Nokia retained a catalogue of thousands of wireless communications patents that is steadily growing thanks to a thriving research operation. Now an attempt to change how those patents are monetised has led Nokia into court with Daimler, the maker of Mercedes-Benz cars.
A ruling a few weeks ago in Germany sided with Nokia, and more verdicts are pending later in September.
Modern automobiles are so brimming with electronic gadgetry that the industry has casually likened its products to smartphones on wheels. Wireless technology allows occupants to make calls, stream music or dial up emergency services in case of an accident. Traditionally, automakers require that their components makers, be it Continental or Robert Bosch, handle any royalty issues, and indemnify them for any patent demands that may come later.

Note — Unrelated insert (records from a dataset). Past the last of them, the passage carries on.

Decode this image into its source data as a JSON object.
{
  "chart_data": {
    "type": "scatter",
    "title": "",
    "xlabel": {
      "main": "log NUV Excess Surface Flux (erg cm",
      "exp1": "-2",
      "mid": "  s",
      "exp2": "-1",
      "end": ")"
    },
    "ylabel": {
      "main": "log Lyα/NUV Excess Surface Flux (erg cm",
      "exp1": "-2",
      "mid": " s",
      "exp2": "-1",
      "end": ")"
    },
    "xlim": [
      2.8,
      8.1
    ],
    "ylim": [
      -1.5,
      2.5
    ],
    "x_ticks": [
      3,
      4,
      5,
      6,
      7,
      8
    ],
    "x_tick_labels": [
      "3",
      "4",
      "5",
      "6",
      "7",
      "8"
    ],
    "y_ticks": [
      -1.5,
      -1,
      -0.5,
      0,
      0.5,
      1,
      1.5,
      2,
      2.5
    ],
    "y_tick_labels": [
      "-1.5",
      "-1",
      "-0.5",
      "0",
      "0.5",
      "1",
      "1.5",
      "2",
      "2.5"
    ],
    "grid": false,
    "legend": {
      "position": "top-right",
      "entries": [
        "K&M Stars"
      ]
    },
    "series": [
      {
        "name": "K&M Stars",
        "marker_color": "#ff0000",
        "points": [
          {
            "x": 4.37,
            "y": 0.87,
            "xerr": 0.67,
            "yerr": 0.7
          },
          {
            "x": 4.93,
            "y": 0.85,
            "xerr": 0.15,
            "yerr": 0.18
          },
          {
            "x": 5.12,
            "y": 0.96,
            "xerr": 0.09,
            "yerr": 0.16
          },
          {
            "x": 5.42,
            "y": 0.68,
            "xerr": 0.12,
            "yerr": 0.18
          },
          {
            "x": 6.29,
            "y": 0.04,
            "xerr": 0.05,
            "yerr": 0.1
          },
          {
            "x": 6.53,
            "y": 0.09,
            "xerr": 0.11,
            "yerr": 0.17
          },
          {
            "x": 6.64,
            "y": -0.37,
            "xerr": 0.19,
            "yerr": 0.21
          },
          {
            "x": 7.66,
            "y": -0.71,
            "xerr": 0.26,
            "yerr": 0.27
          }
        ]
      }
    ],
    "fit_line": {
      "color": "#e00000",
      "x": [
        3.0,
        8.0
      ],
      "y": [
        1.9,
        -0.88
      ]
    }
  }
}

In a bid to streamline the process, wireless-technology companies from Qualcomm to Sharp and Nokia joined forces in the Avanci patent pool, which promises to collect royalties from the car industry by offering a fixed price per vehicle, currently running at $15 a car for a 4G-standard license.
“There has to be a solution and we feel we are the solution,” said Kasim Alfalahi, the founder and CEO of Avanci. “It’s a fair price for the value of the technology in the car.”
Trouble is that Daimler disagrees and has no desire to sign up. Instead, the company wants to maintain the practice of suppliers negotiating the licenses, ideally at a fraction of the umbrella-deal cost. Nokia is trying to enforce its approach via a high-stakes court battle, with hearings in Munich, Dusseldorf and Mannheim. It’s here that the Finns struck legal gold: the company won an injunction that could stop Daimler from selling cars in Germany, which would be a suicidal situation for the inventor of the automobile on its home turf.
One consolation for Daimler is that enforcing a car-sale ban would require Nokia to post collateral of ^7 billion ($8.3 billion) in a separate proceeding, a risky proposition for the Finnish company given the huge outlay.